Austin attorney Jody Scheske, who handled the appeals in both divorce cases, acknowledged the divergent rulings far from settle the issue of gay couples seeking a divorce in Texas.
"It's complicated and to some extent remains unsettled and that's unfortunate," he said. "If you have a legal marriage you should have the same equal right to divorce as all other married people have."
But for his client in the Austin case, the Friday ruling means she will remain divorced, Scheske said.
"For the larger issue, what it means is the state of Texas can't intervene in private lawsuits just because it doesn't like one of the trial court's rulings," he said. "The state was not a party, so they couldn't intervene after the fact."
The attorney general can choose to ask the entire Austin appeals court to hear the case there or can appeal the Friday ruling to the Texas Supreme Court.
Abbott spokeswoman Lauren Bean said their office "will weigh all options to ensure that the will of Texas voters and their elected representatives is upheld."
"The Texas Constitution and statutes are clear: only the union of a man and a woman can be treated as a marriage in Texas. The court's decision undermines unambiguous Texas law," Bean said.
Unlike the Dallas case, the Austin case did not examine whether the judge had jurisdiction to grant the divorce. Ken Upton, a staff attorney for Lambda Legal, a national legal organization that promotes equal rights for gay, lesbian, bisexual and transgender people, noted the Austin appeals court decision was in fact quite narrow.

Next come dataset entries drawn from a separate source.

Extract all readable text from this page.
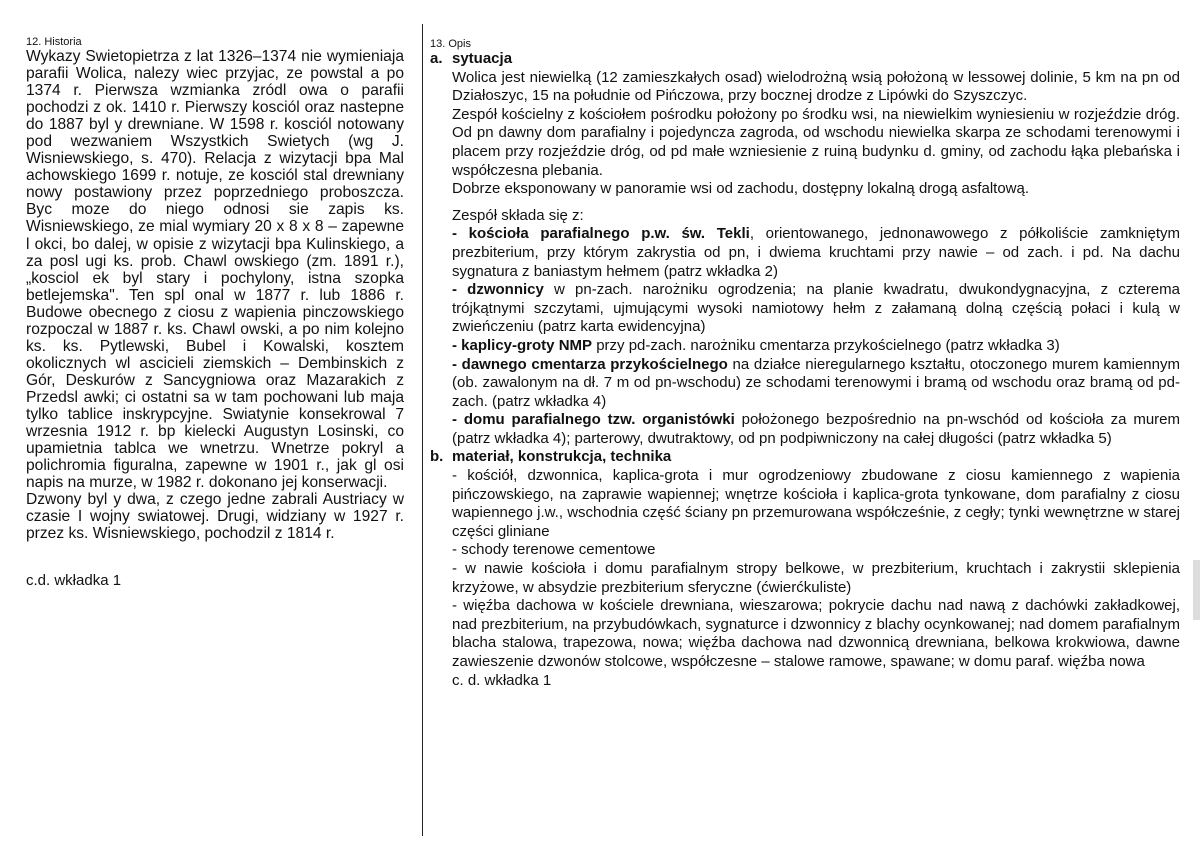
12. Historia
Wykazy Swietopietrza z lat 1326–1374 nie wymieniaja parafii Wolica, nalezy wiec przyjac, ze powstal a po 1374 r. Pierwsza wzmianka zródl owa o parafii pochodzi z ok. 1410 r. Pierwszy kosciól oraz nastepne do 1887 byl y drewniane. W 1598 r. kosciól notowany pod wezwaniem Wszystkich Swietych (wg J. Wisniewskiego, s. 470). Relacja z wizytacji bpa Mal achowskiego 1699 r. notuje, ze kosciól stal drewniany nowy postawiony przez poprzedniego proboszcza. Byc moze do niego odnosi sie zapis ks. Wisniewskiego, ze mial wymiary 20 x 8 x 8 – zapewne l okci, bo dalej, w opisie z wizytacji bpa Kulinskiego, a za posl ugi ks. prob. Chawl owskiego (zm. 1891 r.), „kosciol ek byl stary i pochylony, istna szopka betlejemska". Ten spl onal w 1877 r. lub 1886 r. Budowe obecnego z ciosu z wapienia pinczowskiego rozpoczal w 1887 r. ks. Chawl owski, a po nim kolejno ks. ks. Pytlewski, Bubel i Kowalski, kosztem okolicznych wl ascicieli ziemskich – Dembinskich z Gór, Deskurów z Sancygniowa oraz Mazarakich z Przedsl awki; ci ostatni sa w tam pochowani lub maja tylko tablice inskrypcyjne. Swiatynie konsekrowal 7 wrzesnia 1912 r. bp kielecki Augustyn Losinski, co upamietnia tablca we wnetrzu. Wnetrze pokryl a polichromia figuralna, zapewne w 1901 r., jak gl osi napis na murze, w 1982 r. dokonano jej konserwacji.
Dzwony byl y dwa, z czego jedne zabrali Austriacy w czasie I wojny swiatowej. Drugi, widziany w 1927 r. przez ks. Wisniewskiego, pochodzil z 1814 r.
c.d. wkładka 1
13. Opis
a. sytuacja
Wolica jest niewielką (12 zamieszkałych osad) wielodrożną wsią położoną w lessowej dolinie, 5 km na pn od Działoszyc, 15 na południe od Pińczowa, przy bocznej drodze z Lipówki do Szyszczyc.
Zespół kościelny z kościołem pośrodku położony po środku wsi, na niewielkim wyniesieniu w rozjeździe dróg. Od pn dawny dom parafialny i pojedyncza zagroda, od wschodu niewielka skarpa ze schodami terenowymi i placem przy rozjeździe dróg, od pd małe wzniesienie z ruiną budynku d. gminy, od zachodu łąka plebańska i współczesna plebania.
Dobrze eksponowany w panoramie wsi od zachodu, dostępny lokalną drogą asfaltową.
Zespół składa się z:
- kościoła parafialnego p.w. św. Tekli, orientowanego, jednonawowego z półkoliście zamkniętym prezbiterium, przy którym zakrystia od pn, i dwiema kruchtami przy nawie – od zach. i pd. Na dachu sygnatura z baniastym hełmem (patrz wkładka 2)
- dzwonnicy w pn-zach. narożniku ogrodzenia; na planie kwadratu, dwukondygnacyjna, z czterema trójkątnymi szczytami, ujmującymi wysoki namiotowy hełm z załamaną dolną częścią połaci i kulą w zwieńczeniu (patrz karta ewidencyjna)
- kaplicy-groty NMP przy pd-zach. narożniku cmentarza przykościelnego (patrz wkładka 3)
- dawnego cmentarza przykościelnego na działce nieregularnego kształtu, otoczonego murem kamiennym (ob. zawalonym na dł. 7 m od pn-wschodu) ze schodami terenowymi i bramą od wschodu oraz bramą od pd-zach. (patrz wkładka 4)
- domu parafialnego tzw. organistówki położonego bezpośrednio na pn-wschód od kościoła za murem (patrz wkładka 4); parterowy, dwutraktowy, od pn podpiwniczony na całej długości (patrz wkładka 5)
b. materiał, konstrukcja, technika
- kościół, dzwonnica, kaplica-grota i mur ogrodzeniowy zbudowane z ciosu kamiennego z wapienia pińczowskiego, na zaprawie wapiennej; wnętrze kościoła i kaplica-grota tynkowane, dom parafialny z ciosu wapiennego j.w., wschodnia część ściany pn przemurowana współcześnie, z cegły; tynki wewnętrzne w starej części gliniane
- schody terenowe cementowe
- w nawie kościoła i domu parafialnym stropy belkowe, w prezbiterium, kruchtach i zakrystii sklepienia krzyżowe, w absydzie prezbiterium sferyczne (ćwierćkuliste)
- więźba dachowa w kościele drewniana, wieszarowa; pokrycie dachu nad nawą z dachówki zakładkowej, nad prezbiterium, na przybudówkach, sygnaturce i dzwonnicy z blachy ocynkowanej; nad domem parafialnym blacha stalowa, trapezowa, nowa; więźba dachowa nad dzwonnicą drewniana, belkowa krokwiowa, dawne zawieszenie dzwonów stolcowe, współczesne – stalowe ramowe, spawane; w domu paraf. więźba nowa
c. d. wkładka 1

"Basically, the only rule that comes out of it is that (Abbott) waited too long," he said.
He said the predicament of gay couples seeking divorce in Texas highlights what happens when states adopt "such different views about marriage and relationships."
"The more we have this patchwork of marriage laws, the more difficult it is for people who don't have access to the same orderly dissolution," he said.